Embossing for Printing and Packaging
Embossing is a popular finishing technique for packaging and printed items. It creates visual complexity by adding a new dimension to your brand message and graphic.
Your earliest introduction to this type of technique may have been in your childhood years – it is extensively used for greeting cards!
What Does Embossing Look Like?
In the simplest terms, an embossed design is a raised design of an image or textual content pressed onto a cardstock or paper.
The design can be manipulated using ink, foil or retained in its original form (blind emboss).
Embossing has a wide range of applications, from brochures, postcards and business cards to letterheads, certificates, folders and certificates.
Types of Embossing
Embossing can incorporate a number of die styles to achieve unique effects.
For instance, round dies produce images with rounded corners while the flat dies create straight edges and hard shapes.
For a deep embossed effect, bevelled dies are used to create tapering/sloping sides.

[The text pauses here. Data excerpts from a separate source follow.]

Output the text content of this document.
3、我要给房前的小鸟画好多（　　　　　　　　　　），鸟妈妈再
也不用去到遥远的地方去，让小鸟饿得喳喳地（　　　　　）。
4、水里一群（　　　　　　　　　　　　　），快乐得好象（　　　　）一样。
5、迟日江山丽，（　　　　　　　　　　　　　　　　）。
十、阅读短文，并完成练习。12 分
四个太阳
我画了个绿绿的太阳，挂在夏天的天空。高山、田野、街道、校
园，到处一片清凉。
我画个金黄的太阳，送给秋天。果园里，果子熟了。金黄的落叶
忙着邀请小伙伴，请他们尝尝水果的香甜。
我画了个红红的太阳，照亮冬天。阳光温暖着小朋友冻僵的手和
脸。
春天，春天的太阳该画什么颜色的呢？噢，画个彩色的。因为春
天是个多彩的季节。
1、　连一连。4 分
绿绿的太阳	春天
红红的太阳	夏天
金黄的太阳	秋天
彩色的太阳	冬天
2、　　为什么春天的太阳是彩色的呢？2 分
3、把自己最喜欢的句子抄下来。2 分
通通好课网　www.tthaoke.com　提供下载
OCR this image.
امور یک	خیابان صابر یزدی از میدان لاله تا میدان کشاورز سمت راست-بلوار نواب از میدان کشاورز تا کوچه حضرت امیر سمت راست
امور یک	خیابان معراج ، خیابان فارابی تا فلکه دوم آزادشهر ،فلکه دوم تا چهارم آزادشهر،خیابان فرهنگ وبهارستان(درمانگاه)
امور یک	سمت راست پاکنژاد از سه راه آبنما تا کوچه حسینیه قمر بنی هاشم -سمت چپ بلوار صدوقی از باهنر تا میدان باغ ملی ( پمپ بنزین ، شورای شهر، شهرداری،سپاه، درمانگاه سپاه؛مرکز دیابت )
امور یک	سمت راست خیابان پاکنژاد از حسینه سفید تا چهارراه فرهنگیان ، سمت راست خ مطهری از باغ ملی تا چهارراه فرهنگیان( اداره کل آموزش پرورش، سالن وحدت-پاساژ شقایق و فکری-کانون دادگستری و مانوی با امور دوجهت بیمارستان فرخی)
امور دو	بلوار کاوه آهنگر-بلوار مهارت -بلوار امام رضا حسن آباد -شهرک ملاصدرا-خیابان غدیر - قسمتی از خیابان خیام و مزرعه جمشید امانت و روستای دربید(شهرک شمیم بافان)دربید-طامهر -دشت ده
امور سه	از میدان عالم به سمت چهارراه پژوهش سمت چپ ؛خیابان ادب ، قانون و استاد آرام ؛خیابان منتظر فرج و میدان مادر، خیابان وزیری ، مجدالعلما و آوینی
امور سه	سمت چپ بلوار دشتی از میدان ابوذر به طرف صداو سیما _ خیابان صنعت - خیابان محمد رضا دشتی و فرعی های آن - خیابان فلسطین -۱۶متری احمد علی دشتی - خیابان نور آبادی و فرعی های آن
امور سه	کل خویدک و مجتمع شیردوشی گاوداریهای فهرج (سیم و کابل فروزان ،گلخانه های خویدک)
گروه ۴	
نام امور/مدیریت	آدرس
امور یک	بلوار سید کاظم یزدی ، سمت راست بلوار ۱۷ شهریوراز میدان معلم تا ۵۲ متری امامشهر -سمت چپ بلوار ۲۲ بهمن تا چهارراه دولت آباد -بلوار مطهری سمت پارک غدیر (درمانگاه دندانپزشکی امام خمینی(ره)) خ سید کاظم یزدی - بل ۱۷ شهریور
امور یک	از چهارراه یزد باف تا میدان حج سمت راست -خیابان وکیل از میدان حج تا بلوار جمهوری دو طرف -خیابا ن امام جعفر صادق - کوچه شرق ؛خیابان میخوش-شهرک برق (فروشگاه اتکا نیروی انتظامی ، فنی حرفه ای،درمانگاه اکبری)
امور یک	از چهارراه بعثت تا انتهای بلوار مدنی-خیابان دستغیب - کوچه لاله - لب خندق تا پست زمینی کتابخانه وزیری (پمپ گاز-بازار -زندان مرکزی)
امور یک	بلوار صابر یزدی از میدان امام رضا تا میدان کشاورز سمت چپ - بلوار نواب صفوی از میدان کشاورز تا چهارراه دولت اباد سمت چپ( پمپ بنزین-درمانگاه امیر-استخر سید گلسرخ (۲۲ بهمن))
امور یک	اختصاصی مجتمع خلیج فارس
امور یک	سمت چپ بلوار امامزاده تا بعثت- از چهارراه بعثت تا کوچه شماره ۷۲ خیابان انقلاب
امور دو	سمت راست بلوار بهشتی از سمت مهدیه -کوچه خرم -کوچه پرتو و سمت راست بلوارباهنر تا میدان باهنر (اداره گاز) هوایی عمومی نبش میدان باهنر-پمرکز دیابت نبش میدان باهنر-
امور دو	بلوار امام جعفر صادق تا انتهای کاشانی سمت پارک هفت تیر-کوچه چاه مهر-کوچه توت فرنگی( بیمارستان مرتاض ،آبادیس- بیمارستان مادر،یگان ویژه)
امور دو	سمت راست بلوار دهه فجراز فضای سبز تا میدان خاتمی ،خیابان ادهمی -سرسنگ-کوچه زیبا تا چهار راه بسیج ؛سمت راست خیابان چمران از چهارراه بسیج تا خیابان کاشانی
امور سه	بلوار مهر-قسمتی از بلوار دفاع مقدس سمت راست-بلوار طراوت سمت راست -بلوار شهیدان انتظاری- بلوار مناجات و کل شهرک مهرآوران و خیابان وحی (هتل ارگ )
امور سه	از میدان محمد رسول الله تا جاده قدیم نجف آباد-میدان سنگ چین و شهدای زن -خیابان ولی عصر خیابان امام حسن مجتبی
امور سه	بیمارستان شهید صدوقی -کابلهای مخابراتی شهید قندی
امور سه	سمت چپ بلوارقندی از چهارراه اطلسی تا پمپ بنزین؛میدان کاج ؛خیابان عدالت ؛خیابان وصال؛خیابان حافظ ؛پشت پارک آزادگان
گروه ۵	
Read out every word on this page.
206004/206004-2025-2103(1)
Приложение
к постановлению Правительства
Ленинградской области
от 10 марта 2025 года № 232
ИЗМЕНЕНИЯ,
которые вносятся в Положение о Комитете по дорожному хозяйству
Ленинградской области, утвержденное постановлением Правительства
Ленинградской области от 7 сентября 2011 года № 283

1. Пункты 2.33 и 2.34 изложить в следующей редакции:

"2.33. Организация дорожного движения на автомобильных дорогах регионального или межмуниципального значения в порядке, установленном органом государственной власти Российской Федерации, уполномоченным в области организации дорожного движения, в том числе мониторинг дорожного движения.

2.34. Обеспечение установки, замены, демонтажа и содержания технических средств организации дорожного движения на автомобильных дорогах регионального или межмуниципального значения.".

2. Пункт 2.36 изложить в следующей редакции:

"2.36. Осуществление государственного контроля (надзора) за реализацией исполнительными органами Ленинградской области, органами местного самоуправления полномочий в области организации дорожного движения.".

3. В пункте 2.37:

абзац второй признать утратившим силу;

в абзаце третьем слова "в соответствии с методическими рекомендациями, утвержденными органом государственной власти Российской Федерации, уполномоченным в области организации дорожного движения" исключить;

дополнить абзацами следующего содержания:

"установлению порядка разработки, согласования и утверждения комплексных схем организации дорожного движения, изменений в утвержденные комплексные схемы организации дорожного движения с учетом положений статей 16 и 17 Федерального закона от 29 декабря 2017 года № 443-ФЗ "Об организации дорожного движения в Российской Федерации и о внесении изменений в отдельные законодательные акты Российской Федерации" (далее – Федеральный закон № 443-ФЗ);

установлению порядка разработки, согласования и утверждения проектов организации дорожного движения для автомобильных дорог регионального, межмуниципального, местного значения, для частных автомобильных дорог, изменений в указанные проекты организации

A more or less 3-dimensional effect can be achieved with sculptured dies that create multiple layers.
The Process of Embossing
The design is machine-etched or hand-engraved into the die known as a ‘female die’.
A ‘male die’ is placed under the paper or substrate and the female die is positioned over it. Pressure is applied to transfer the design onto the paper.
The result demonstrates a visual depth, though is it usually no more than 25 micron.
Either text or both image and text may be embossed. The technique renders work especially well for heavier stock and detailed die, creating intricacy and depth to take visual interest to the next level.
As mentioned earlier, foil stamping can be added to the embossing process to enhance the visual intensity of the printed piece.
It is often used to highlight key details of the design, such as logos, slogans or graphics. Gold and silver foils are commonly used, through solid colors are also employed to enhance the visual quotient of the product.
Why is Embossing Used?
Businesses appreciate the following advantages of embossing to their marketing and brand-building goals:
- Immediate attention and product differentiation
- A memorable experience for their consumers
- A higher recall value/brand identification
- Higher benefits versus costs (good ROI)
What is Debossing?
In contrast to embossing, debossing creates a depressed imprint on a surface (cardstock or paper).
It is another technique available to create visual interest. The process is the same, except for the positioning of the male and female dies, which is reversed in this case.
Like embossing, a debossed can be used with foil stamping and printing. It can also be used to achieve multi-layered, multi-dimensional effects.